As Byrne notes, there are clubs in the strip malls that book cover bands, And he plays in those bars because, “at the end of the day, I just love playing guitar.”
“If you want to find the essence of American rock and roll in Indianapolis any given week and you aren’t willing to settle for another heartfelt walk-through of ‘Mustang Sally,’ you have to dig pretty hard,” Byrne concludes “The good news is that there is music here, and plenty of it, but there’s just no getting around the simple law of economics that supply doesn’t create demand.”
For the four bands playing “The Wake”, the potential success of the event becomes a lesson in hard work, and networking an audience that they, WTTS and the terrific Back Road Radio Show cultivate. It also helps they believe deeply in the sound they are making.
The Weakenders are living in Nashville, Tenn, with three of their members are from Indianapolis. This will be their first show back in town. They have a new record Super Major, coming out this spring.
“We’ve noticed with the band, people seem to actually mean what they say to us when they talk about our songs, or the new record or the live set or whatever it is,” Chastain says. “People seem to really think we’re on to something. That is a really good feeling.
For The Dead Hearts’ Gropp, the effort to carve a niche, or be a part of something that means a lot to not just his band, but many like-sounding and –minded others, is one reason to go forward.
“So much of what we do is promotion and trying to find a balance between keeping people interested and not annoying them. It can be really taxing and frustrating, contacting countless clubs and not getting a response The bottom line is the music. We love making music. We would probably do it even if nobody was listening.”

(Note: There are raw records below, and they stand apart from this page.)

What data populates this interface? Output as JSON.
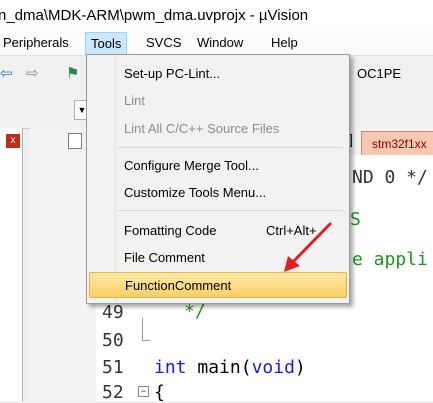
{
  "window": {
    "title": "n_dma\\MDK-ARM\\pwm_dma.uvprojx - µVision"
  },
  "menubar": {
    "items": [
      "Peripherals",
      "Tools",
      "SVCS",
      "Window",
      "Help"
    ]
  },
  "toolbar": {
    "combo_value": "OC1PE"
  },
  "tabs": {
    "file_tab": "stm32f1xx"
  },
  "tools_menu": {
    "items": [
      {
        "label": "Set-up PC-Lint...",
        "enabled": true
      },
      {
        "label": "Lint",
        "enabled": false
      },
      {
        "label": "Lint All C/C++ Source Files",
        "enabled": false
      },
      {
        "label": "Configure Merge Tool...",
        "enabled": true
      },
      {
        "label": "Customize Tools Menu...",
        "enabled": true
      },
      {
        "label": "Fomatting Code",
        "shortcut": "Ctrl+Alt+",
        "enabled": true
      },
      {
        "label": "File Comment",
        "enabled": true
      },
      {
        "label": "FunctionComment",
        "enabled": true,
        "highlighted": true
      }
    ]
  },
  "editor": {
    "line_numbers": [
      "49",
      "50",
      "51",
      "52"
    ],
    "fragments": {
      "line1": "ND 0 */",
      "line2": "S",
      "line3": "e appli",
      "line4": "*/",
      "keyword_int": "int",
      "func_main": "main",
      "paren_open": "(",
      "keyword_void": "void",
      "paren_close": ")",
      "brace": "{"
    }
  },
  "colors": {
    "menu_highlight": "#f9cf6a",
    "tab_active": "#f8c8b0",
    "annotation_arrow": "#e02020",
    "keyword": "#1a1ae6",
    "comment": "#1a9a1a"
  }
}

Attakulla call their music a “revival of American garage rock wrapped in a crunchy, electrified folk sound.” Henry French likens himself to Tom Petty, the Foo Fighters and the Replacements. I even wrote that French was a “guy has the potential to make the next great Midwest rock and roll record.” And that The Dead Hearts were the Indianapolis’ Best New Band of 2011.
Is that enough? Can their passion, diligence and the sound of Indiana rock and roll get an audience to a beautiful old church in downtown Indy featuring these four?
According to Gropp, music fans know where to find good shows.
“I think people want something honest, something they can interact with. Something personal where they can say, “Oh yeah, I was there that night. I remember when that happened.’
For all their struggles in finding the right venue, they hope the show called “The Wake” will jump start something for them.
And Indianapolis will have a place for music that we call American rock, the trusted sound has never really gone away. For bands like The Dead Hearts and the Weakenders, they simply keep pushing forward, even if it is just three chords at a time. Because, for them, that’s the only thing they can do.
When: Friday, May 18, 2012 at 7:00 p.m
Where: The Earth House Collective, 237 N. East St., Indianapolis, IN 46204.
Tickets: $7 in advance ($10 at door) and available at www.brownpapertickets.com/event/240272.